RECOMMENDED MINIMUM DEPLOYMENT
By this time, you have had several opportunities to learn controlled, stable fall. Freefall students (AFF and tandem) have a head start on the point of the next lesson’s freefall skills: relaxed control using the procedure, “altitude, arch, legs, relax.”
Tandem and AFF students usually begin this category with two AFF Instructors but should jump with only one before advancing.
IAD and static-line students perform the first jump in this category identically to the last jump in Category B, preferably on the same day. On subsequent jumps, they practice controlled freefall for ten seconds before deployment on at least two jumps to become accustomed to the shift in direction of the relative wind from ahead to below. It also introduces them to the speed of a near-terminal-velocity freefall.
You need to establish confidence and relaxed freefall control. A controlled freefall in Category C may include some random heading drift, which you learn to lessen by relaxing and focusing on the basics: altitude, arch, legs, and relax.

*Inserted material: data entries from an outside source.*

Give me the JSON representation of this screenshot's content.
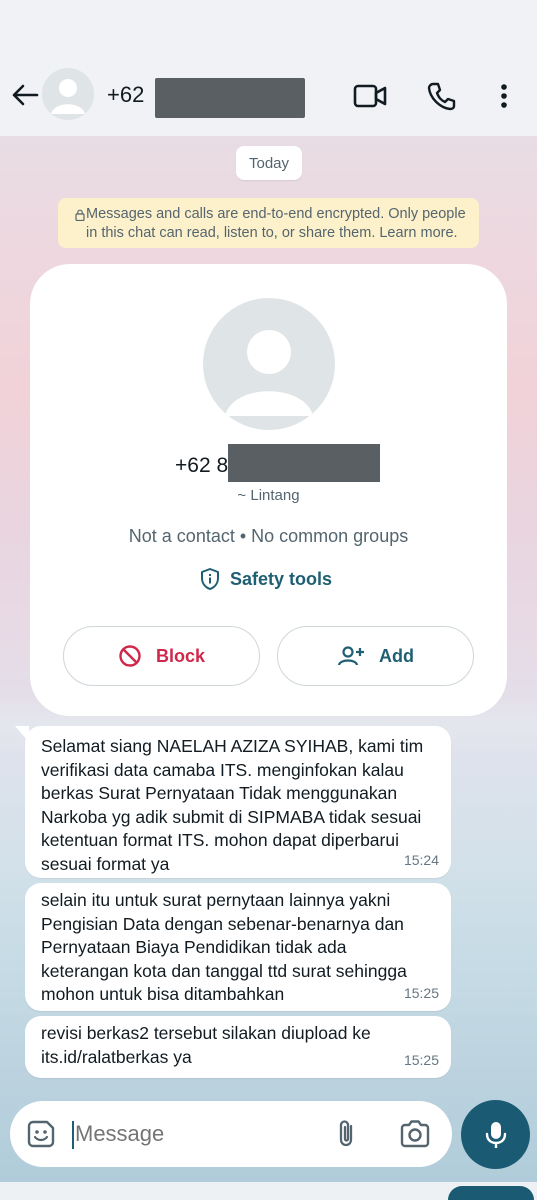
{
  "header": {
    "title_prefix": "+62",
    "icons": [
      "back-arrow-icon",
      "avatar",
      "video-call-icon",
      "voice-call-icon",
      "more-options-icon"
    ]
  },
  "chat": {
    "date_chip": "Today",
    "encryption_notice": "Messages and calls are end-to-end encrypted. Only people in this chat can read, listen to, or share them. Learn more.",
    "contact_card": {
      "phone_prefix": "+62 8",
      "name": "~ Lintang",
      "subtitle": "Not a contact • No common groups",
      "safety_tools_label": "Safety tools",
      "block_label": "Block",
      "add_label": "Add"
    },
    "messages": [
      {
        "text": "Selamat siang NAELAH AZIZA SYIHAB, kami tim verifikasi data camaba ITS. menginfokan kalau berkas Surat Pernyataan Tidak menggunakan Narkoba yg adik submit di SIPMABA tidak sesuai ketentuan format ITS. mohon dapat diperbarui sesuai format ya",
        "time": "15:24"
      },
      {
        "text": "selain itu untuk surat pernytaan lainnya yakni Pengisian Data dengan sebenar-benarnya dan Pernyataan Biaya Pendidikan tidak ada keterangan kota dan tanggal ttd surat sehingga mohon untuk bisa ditambahkan",
        "time": "15:25"
      },
      {
        "text": "revisi berkas2 tersebut silakan diupload ke its.id/ralatberkas ya",
        "time": "15:25"
      }
    ]
  },
  "composer": {
    "placeholder": "Message"
  },
  "colors": {
    "accent": "#1a5b73",
    "block_red": "#d0284b",
    "banner_yellow": "#fdf1cb"
  }
}
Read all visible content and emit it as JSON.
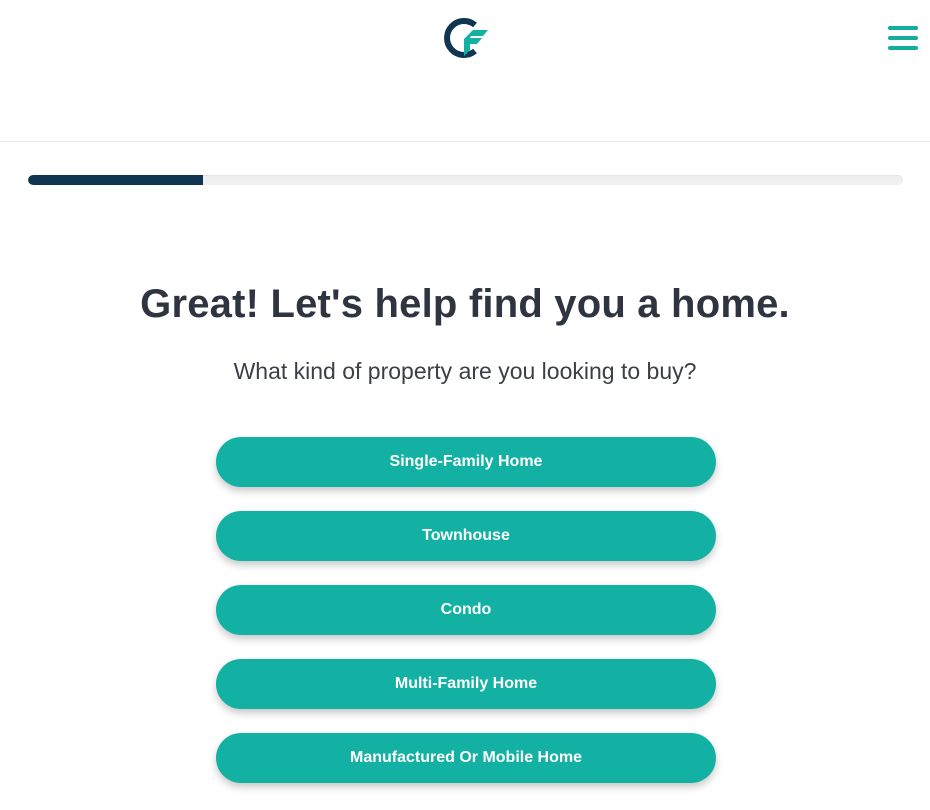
{
  "brand": {
    "logo_icon": "cf-logo-icon",
    "primary_color": "#12b1a4",
    "dark_color": "#0f3551"
  },
  "header": {
    "menu_icon": "hamburger-menu-icon"
  },
  "progress": {
    "fraction": 0.2
  },
  "main": {
    "heading": "Great! Let's help find you a home.",
    "question": "What kind of property are you looking to buy?",
    "options": [
      {
        "label": "Single-Family Home"
      },
      {
        "label": "Townhouse"
      },
      {
        "label": "Condo"
      },
      {
        "label": "Multi-Family Home"
      },
      {
        "label": "Manufactured Or Mobile Home"
      }
    ]
  }
}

The instructor shows you more about how to plan a canopy pattern for various wind speeds and directions to improve traffic flow and avoid conflicts with obstacles and other jumpers. You learn to predict, avoid, and react to turbulence induced by wind over obstacles and heated areas.
You’ll learn ways to approach an off-field landing, and the drop zone staff explains how off-field landings may affect neighbor relations.
You’ll meet the FAA-rated parachute rigger, who packs and maintains the reserve parachute. He or she will familiarize you with the closed parachute system, and you’ll observe the pre-flight equipment check.
Emergency review includes discussion on an inadvertently opened parachute in and around the aircraft and how to avoid and respond to it. Also, your instructor provides more details on recognizing and avoiding landing obstacles and how to approach off-field landings.
Instructor: Transition Protocol
The USPA Tandem program terminates after Category B. All former tandem students may continue in the AFF program, or the remainder of the USPA IAD or static-line progression.
Crossover students to AFF who have completed Category B in the IAD and static-line program will need additional training on the AFF climbout, set-up, and count; AFF freefall communications; use of the altimeter in freefall; and the main parachute deployment device, including deployment device malfunctions. IAD and static-line students may make the first jump in this category with one AFF Instructor on the recommendation of the USPA IAD or Static-Line Instructor and with the concurrence of the USPA AFF Instructor.
Crossover students to IAD or static line who have completed Category B in another training method will need additional training on the IAD or static-line climbout, set-up, and exit commands and use and malfunctions of the IAD or static-line deployment system. AFF and tandem students who have completed Category B must demonstrate a stable practice deployment on an IAD or static-line jump before proceeding to a clear and pull.